Ambre (Vanessa Hudgens) est une adolescente qui, enceinte, décide de quitter sa mère toxicomane et retrouver son père.

L’intrigue, à elle seule, nous laissait prévoir un film porté sur l’émotion. Encore fallait-il qu’elle soit bien dosée. C’est bien là un des gros points noirs de ce long métrage : tout est mis en oeuvre pour nous décrocher des larmes. La jeune fille abandonnée, la mère dépressive et le père absent. Une surenchère de pathos  dont on se serait bien passé. Ce qui nous amène inévitablement vers un « happy ending » ridicule et une morale bien pensante.

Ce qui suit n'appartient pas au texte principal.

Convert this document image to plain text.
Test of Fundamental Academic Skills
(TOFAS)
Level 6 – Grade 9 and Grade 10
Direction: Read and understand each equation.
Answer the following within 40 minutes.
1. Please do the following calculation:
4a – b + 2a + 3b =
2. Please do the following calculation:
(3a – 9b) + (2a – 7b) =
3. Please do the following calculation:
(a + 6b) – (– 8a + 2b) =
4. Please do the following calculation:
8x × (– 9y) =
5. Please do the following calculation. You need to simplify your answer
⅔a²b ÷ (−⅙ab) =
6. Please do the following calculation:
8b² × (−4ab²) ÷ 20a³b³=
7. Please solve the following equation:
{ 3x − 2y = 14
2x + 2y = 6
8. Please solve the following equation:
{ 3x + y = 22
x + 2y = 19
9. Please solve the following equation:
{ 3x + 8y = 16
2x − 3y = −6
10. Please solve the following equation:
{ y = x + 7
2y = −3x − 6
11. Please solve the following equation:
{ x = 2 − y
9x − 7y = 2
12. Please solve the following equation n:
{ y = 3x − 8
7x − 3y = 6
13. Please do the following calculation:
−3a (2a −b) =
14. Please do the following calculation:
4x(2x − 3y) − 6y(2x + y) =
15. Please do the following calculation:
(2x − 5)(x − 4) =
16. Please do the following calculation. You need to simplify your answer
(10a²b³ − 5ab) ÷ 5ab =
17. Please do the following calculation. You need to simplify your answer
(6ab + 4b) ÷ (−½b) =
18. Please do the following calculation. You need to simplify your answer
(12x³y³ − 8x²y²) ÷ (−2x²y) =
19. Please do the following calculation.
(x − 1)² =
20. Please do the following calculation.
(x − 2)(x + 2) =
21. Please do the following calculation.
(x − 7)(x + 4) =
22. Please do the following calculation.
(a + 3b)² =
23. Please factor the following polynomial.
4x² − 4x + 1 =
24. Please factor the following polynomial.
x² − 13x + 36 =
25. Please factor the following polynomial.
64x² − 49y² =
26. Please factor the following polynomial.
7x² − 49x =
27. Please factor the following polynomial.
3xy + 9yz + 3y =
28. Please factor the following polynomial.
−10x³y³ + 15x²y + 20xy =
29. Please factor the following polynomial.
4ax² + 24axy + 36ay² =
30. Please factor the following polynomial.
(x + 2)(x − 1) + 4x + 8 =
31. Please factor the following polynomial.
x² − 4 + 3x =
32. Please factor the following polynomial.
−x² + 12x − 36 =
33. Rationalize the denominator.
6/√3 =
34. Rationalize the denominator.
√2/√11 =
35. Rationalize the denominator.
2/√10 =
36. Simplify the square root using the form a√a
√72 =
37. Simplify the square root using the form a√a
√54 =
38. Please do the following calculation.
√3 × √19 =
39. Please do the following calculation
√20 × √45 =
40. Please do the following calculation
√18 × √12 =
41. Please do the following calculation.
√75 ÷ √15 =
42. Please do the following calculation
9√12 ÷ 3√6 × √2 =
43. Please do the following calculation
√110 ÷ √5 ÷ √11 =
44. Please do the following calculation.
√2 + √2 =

Nous suivons le chemin sinueux de Ambre sans jamais totalement s’en soucier. La faute à une réalisation plate et une mise-en-scène linéaire qui ne se réinvente pas. Nous ne sommes jamais surpris, l’histoire est toute tracée et prévisible. Voire pire, aucune révélation dans le jeu des acteurs.

gimme shelter

©LRF

D’ailleurs, que fait Rosario Dawson ici ? Transformée, méconnaissable presque caricaturale, ses rares moments à l’écran nous laissent bien indifférents. La crédibilité manque constamment en 1h40 (suffisantes) de film. Quant à Vanessa Hudgens, elle continue son émancipation, si on peut dire. Après le pari gagnant de Spring Breakers, son rôle est relativement fade. On peine à s’identifier à elle. Pourtant, force est de constater qu’elle nous offre quelques bonnes scènes au niveau de son interprétation mais cela ne suffit certainement pas à nous enlever de la tête que nous perdons notre temps devant ce film. Elle aussi a subi une transformation de taille (tout le monde y passe) pour un résultat plus que moyen.

Gimme Shelter est un petit film passé quasiment inaperçu qui n’a, au final, pas grand intérêt. Celui d’amuser ou de faire pleurer. Au choix. On a fait le notre.